In the latest example, its shipments to Sudan have jumped 87 percent so far this season, turning the African country into the seventh-largest customer for Russian wheat, Institute for Agricultural Market Studies figures show.
Sudan imported no Russian wheat until 2014, when millers decided the grain met their quality requirements, according to the country’s embassy in Moscow.
Such shifts among consumers, along with a third straight bumper crop and a weakened ruble, have allowed Russia to send wheat grown in the Black Sea region to markets as far away as Indonesia. That’s cut into the market shares of traditional suppliers including the U.S., the European Union and Australia.
“Competitiveness of Black Sea origin is the main reason why Russian wheat has displaced Aussie origin into Sudan,” said Tom Basnett, general manager at commodity consultant Market Check in Sydney. “Australia has exported nothing over the last few years into Sudan, and will no doubt do nothing this year.”
Russia was Sudan’s biggest supplier in 2016-17, followed by the EU, according to Market Check. Australia held the top spot as recently as 2012-13, shipping more than 800,000 metric tons, it said. Since this season began in July through December, Sudan already bought 821,000 tons from Russia, IKAR data show.
The African country is set to be the continent’s fifth-largest importer of wheat this season, data compiled by the U.S. Department Agriculture show. Some of the flour made from Sudan’s imported wheat is smuggled across the border to landlocked African nations, according to its Moscow embassy.
Russia may benefit further in Sudan from changes in government policy.

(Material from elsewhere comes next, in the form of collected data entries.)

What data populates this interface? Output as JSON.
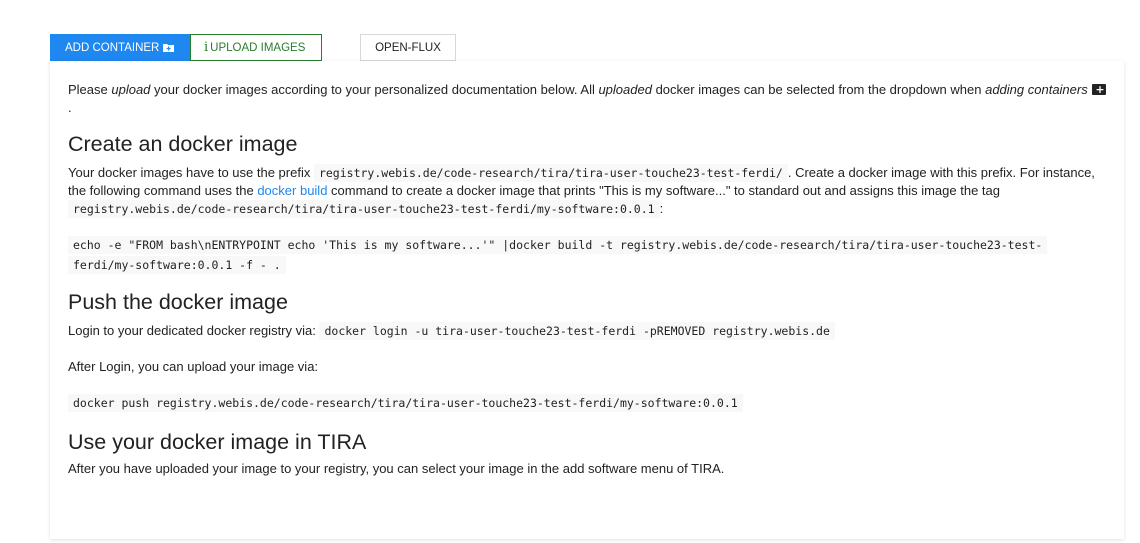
{
  "tabs": {
    "add_container": "ADD CONTAINER",
    "upload_images": "UPLOAD IMAGES",
    "open_flux": "OPEN-FLUX"
  },
  "intro": {
    "t1": "Please ",
    "t1_em": "upload",
    "t2": " your docker images according to your personalized documentation below. All ",
    "t2_em": "uploaded",
    "t3": " docker images can be selected from the dropdown when ",
    "t3_em": "adding containers",
    "t4": "."
  },
  "section_create": {
    "heading": "Create an docker image",
    "p1": "Your docker images have to use the prefix ",
    "prefix_code": "registry.webis.de/code-research/tira/tira-user-touche23-test-ferdi/",
    "p2": ". Create a docker image with this prefix. For instance, the following command uses the ",
    "link_text": "docker build",
    "p3": " command to create a docker image that prints \"This is my software...\" to standard out and assigns this image the tag ",
    "tag_code": "registry.webis.de/code-research/tira/tira-user-touche23-test-ferdi/my-software:0.0.1",
    "p4": ":",
    "command_line1": "echo -e \"FROM bash\\nENTRYPOINT echo 'This is my software...'\" |docker build -t registry.webis.de/code-research/tira/tira-user-touche23-test-",
    "command_line2": "ferdi/my-software:0.0.1 -f - ."
  },
  "section_push": {
    "heading": "Push the docker image",
    "login_label": "Login to your dedicated docker registry via: ",
    "login_code": "docker login -u tira-user-touche23-test-ferdi -pREMOVED registry.webis.de",
    "after_login": "After Login, you can upload your image via:",
    "push_code": "docker push registry.webis.de/code-research/tira/tira-user-touche23-test-ferdi/my-software:0.0.1"
  },
  "section_use": {
    "heading": "Use your docker image in TIRA",
    "text": "After you have uploaded your image to your registry, you can select your image in the add software menu of TIRA."
  },
  "icons": {
    "add_container_icon": "folder-plus-icon",
    "upload_icon": "info-icon",
    "inline_icon": "folder-plus-icon"
  },
  "colors": {
    "primary": "#1e87f0",
    "success": "#2a7d2e"
  }
}
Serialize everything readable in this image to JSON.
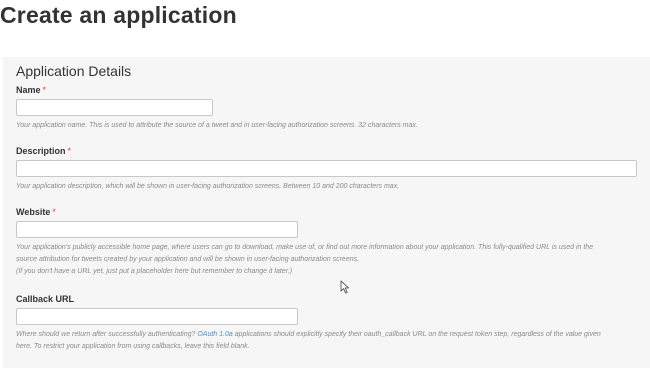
{
  "page_title": "Create an application",
  "section_title": "Application Details",
  "required_marker": "*",
  "fields": {
    "name": {
      "label": "Name",
      "value": "",
      "help": "Your application name. This is used to attribute the source of a tweet and in user-facing authorization screens. 32 characters max."
    },
    "description": {
      "label": "Description",
      "value": "",
      "help": "Your application description, which will be shown in user-facing authorization screens. Between 10 and 200 characters max."
    },
    "website": {
      "label": "Website",
      "value": "",
      "help_line1": "Your application's publicly accessible home page, where users can go to download, make use of, or find out more information about your application. This fully-qualified URL is used in the",
      "help_line2": "source attribution for tweets created by your application and will be shown in user-facing authorization screens.",
      "help_line3": "(If you don't have a URL yet, just put a placeholder here but remember to change it later.)"
    },
    "callback_url": {
      "label": "Callback URL",
      "value": "",
      "help_prefix": "Where should we return after successfully authenticating?",
      "help_link": "OAuth 1.0a",
      "help_suffix": "applications should explicitly specify their oauth_callback URL on the request token step, regardless of the value given",
      "help_line2": "here. To restrict your application from using callbacks, leave this field blank."
    }
  },
  "colors": {
    "panel_background": "#f6f6f6",
    "required_marker": "#e0443c",
    "link": "#4a90c8",
    "help_text": "#8a8a8a"
  },
  "icons": {
    "cursor": "mouse-pointer-icon"
  }
}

The African nation ended a cap on bread prices this year and will pay subsidies to 800,000 families instead, encouraging millers to boost imports, according to Nadir Yousif, Sudan’s ambassador in Russia.
“Now that prices are liberated, we expect Russian businesses are aggressive enough to give good offers to the Sudanese market so we can get more than 1 million tons,” Yousif said. “We can speak to the tune of 1.5 million tons.”
The unit of Agricultural Bank of Sudan responsible for much of the nation’s wheat purchases and retaining strategic inventories currently buys a total of about 1 million tons of wheat a year, mainly from Russia, he said.
A ban on flour imports is also seen spurring purchases of wheat, Yousif said.